When the pandemic started, Washington and her colleagues began tracking racial and ethnic disparities in COVID infection and outcomes for VA patients. They also cross-referenced VA data with U.S. Census data to understand the characteristics of residential areas that were more deeply impacted by the pandemic. That provided information like what percentage of residents are reliant on public transportation and which don’t have reliable plumbing—both of which increased vulnerability to infection.

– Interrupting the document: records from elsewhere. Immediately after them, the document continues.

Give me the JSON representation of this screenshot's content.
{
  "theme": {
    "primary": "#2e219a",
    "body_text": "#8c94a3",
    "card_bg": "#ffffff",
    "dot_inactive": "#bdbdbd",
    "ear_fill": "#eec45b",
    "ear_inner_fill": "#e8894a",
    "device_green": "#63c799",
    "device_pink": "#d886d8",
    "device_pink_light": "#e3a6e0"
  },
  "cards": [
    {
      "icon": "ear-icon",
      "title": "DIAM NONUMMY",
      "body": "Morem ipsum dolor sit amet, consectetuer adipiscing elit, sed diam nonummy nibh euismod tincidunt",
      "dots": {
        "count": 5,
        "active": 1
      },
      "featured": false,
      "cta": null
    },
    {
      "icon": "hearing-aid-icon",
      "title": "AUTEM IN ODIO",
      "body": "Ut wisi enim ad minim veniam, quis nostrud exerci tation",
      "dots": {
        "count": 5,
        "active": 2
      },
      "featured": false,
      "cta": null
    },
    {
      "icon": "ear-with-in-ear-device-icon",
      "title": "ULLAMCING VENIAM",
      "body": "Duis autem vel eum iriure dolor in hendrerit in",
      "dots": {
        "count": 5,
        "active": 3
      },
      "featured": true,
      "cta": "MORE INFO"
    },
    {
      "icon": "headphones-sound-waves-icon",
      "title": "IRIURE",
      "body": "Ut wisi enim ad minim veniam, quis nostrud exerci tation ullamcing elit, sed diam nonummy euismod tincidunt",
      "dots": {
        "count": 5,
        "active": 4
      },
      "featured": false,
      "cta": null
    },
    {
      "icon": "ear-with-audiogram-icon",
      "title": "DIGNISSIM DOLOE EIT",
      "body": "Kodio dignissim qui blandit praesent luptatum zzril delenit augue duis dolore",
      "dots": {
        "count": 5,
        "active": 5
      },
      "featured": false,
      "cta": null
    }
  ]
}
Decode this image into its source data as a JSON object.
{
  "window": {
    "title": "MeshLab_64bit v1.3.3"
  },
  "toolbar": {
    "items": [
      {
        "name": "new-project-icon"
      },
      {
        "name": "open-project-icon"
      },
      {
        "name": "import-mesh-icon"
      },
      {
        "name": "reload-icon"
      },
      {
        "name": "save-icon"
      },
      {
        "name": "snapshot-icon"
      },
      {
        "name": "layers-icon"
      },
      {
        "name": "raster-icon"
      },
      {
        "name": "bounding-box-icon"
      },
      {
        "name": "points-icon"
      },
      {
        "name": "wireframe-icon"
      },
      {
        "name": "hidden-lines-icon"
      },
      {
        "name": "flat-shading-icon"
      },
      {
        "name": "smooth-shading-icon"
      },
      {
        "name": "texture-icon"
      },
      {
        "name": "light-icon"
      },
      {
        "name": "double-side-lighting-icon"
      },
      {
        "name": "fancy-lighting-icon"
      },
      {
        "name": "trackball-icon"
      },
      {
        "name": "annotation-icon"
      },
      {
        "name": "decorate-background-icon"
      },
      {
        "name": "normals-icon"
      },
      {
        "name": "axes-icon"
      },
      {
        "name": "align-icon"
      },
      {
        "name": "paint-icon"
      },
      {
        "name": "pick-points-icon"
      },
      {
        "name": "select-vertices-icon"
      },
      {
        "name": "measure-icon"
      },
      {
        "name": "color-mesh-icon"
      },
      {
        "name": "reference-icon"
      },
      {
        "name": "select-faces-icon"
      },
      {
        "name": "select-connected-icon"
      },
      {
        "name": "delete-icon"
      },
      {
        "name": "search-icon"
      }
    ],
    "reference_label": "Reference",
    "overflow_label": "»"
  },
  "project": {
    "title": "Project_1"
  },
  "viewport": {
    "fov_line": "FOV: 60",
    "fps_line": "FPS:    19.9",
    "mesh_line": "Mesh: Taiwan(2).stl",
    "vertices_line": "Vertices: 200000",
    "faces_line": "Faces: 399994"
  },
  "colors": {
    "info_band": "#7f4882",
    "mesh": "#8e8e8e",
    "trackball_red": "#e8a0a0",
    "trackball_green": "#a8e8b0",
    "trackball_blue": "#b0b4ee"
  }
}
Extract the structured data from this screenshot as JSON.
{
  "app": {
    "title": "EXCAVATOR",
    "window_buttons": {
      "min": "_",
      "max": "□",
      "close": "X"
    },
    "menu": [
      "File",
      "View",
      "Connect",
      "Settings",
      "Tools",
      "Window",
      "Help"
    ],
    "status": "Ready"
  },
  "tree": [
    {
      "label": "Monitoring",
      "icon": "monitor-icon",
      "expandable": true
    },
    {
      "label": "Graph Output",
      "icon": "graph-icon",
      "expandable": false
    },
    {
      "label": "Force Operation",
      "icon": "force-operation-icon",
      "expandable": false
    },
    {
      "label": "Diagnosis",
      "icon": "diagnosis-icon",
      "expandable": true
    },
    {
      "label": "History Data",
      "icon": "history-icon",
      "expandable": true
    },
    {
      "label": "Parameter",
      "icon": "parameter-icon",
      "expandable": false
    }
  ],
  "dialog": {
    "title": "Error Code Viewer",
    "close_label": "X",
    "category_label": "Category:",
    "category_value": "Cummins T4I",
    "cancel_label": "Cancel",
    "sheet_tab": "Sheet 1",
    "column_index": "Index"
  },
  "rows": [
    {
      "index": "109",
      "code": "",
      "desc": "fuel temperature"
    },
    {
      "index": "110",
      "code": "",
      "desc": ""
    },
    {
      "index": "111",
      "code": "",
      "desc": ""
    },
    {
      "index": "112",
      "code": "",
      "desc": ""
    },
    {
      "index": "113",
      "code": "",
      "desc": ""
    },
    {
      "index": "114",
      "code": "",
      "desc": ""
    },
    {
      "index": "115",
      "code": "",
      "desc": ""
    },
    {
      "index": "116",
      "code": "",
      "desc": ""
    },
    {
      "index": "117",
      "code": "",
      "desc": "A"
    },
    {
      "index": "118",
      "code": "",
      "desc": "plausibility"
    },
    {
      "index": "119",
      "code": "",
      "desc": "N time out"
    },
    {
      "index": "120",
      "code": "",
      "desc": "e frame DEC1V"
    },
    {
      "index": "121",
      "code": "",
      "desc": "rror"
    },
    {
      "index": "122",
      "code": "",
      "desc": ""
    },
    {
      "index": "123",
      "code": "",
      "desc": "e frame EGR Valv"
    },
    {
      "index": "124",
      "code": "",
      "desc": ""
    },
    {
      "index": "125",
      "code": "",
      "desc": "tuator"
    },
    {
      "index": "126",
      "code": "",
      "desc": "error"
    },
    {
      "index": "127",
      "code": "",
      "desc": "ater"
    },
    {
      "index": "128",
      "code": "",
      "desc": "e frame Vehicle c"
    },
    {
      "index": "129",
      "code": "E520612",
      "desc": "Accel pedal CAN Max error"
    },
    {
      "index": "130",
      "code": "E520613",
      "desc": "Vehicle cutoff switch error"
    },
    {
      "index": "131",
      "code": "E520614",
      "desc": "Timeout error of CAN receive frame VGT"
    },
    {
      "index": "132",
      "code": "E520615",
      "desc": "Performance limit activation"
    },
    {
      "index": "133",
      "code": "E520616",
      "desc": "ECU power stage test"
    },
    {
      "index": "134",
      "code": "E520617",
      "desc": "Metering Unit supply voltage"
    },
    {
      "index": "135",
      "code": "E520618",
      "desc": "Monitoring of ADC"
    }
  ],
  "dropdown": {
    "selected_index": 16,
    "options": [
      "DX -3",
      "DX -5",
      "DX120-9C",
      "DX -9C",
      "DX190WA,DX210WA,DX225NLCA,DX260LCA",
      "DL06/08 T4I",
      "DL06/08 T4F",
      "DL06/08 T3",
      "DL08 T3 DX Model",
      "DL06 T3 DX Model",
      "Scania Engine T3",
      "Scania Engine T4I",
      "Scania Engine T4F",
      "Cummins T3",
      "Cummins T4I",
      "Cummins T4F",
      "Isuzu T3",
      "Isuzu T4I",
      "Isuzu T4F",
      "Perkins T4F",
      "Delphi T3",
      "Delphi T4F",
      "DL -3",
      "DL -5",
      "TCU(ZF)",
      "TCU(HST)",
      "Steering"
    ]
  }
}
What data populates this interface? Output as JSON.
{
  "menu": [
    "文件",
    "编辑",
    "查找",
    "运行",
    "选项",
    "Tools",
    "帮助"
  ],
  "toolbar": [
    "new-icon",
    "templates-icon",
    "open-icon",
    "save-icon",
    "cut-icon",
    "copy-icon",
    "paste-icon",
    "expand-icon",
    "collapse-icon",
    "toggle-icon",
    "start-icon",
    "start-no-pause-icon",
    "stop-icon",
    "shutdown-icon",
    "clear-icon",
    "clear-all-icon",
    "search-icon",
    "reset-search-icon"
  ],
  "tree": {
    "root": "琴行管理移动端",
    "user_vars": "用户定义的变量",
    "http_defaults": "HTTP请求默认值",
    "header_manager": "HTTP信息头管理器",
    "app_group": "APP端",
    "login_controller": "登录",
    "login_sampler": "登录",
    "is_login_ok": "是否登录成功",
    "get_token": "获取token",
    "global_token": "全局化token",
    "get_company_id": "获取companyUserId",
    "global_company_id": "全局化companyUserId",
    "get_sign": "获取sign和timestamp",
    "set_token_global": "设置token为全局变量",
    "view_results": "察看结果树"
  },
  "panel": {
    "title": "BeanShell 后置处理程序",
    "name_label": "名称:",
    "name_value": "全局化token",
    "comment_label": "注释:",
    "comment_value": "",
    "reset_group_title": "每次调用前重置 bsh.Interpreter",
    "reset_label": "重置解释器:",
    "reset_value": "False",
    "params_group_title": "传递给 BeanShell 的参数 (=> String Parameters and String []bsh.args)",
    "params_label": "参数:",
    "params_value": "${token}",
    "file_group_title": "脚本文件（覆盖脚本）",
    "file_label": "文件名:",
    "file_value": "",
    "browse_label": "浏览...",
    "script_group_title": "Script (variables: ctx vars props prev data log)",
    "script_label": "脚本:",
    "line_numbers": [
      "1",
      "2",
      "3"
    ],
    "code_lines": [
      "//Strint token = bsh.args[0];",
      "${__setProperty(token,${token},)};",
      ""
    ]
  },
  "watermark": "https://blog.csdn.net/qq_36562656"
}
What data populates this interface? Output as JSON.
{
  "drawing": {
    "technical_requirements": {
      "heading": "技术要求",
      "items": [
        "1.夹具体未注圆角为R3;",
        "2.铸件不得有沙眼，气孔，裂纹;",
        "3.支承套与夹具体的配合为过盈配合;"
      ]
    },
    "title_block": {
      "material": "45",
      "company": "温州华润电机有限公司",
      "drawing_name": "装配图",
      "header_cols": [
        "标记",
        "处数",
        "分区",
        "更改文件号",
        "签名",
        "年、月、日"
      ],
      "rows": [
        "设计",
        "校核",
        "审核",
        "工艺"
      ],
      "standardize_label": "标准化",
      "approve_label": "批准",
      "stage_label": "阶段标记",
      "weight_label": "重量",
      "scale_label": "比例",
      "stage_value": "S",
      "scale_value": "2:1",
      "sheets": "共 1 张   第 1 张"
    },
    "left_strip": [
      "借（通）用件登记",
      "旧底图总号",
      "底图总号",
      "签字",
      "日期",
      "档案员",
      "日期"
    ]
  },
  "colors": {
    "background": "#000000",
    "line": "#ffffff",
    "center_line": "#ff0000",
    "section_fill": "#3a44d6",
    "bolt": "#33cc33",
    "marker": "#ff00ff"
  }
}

“At the beginning of the pandemic [I began] identifying patients who looked like they had the greatest disease burden and calling them and find out how they were doing,” Washington said. “I called one of my patients during a time when many of the states had put stay-at-home orders in place. This patient told me she was going out every day to shop for food. She didn’t have a working refrigerator.”

Shocked and appalled, Washington put the patient in touch with a VA social worker who connected her with a program that was able to provide her with a working refrigerator. 

“That really reinforces the reality of how these social determinants translate to greater risk of infection and disease burden.”

The last year and a half has also driven home for Washington, and for many in the healthcare industry, that there are still institutional barriers, not just at VA but everywhere. 

“Terms like structural racism weren’t part of our everyday vocabulary a few years ago. Now we have a better understanding that there are unintended consequences to the way that care is structured that lead to worse outcomes for certain groups,” Washington said. “That’s the next place. Turning our eyes to thinking about healthcare and figuring it out. What works and what needs tweaking — sort of lift the lid on some of the processes of care that we take for granted.”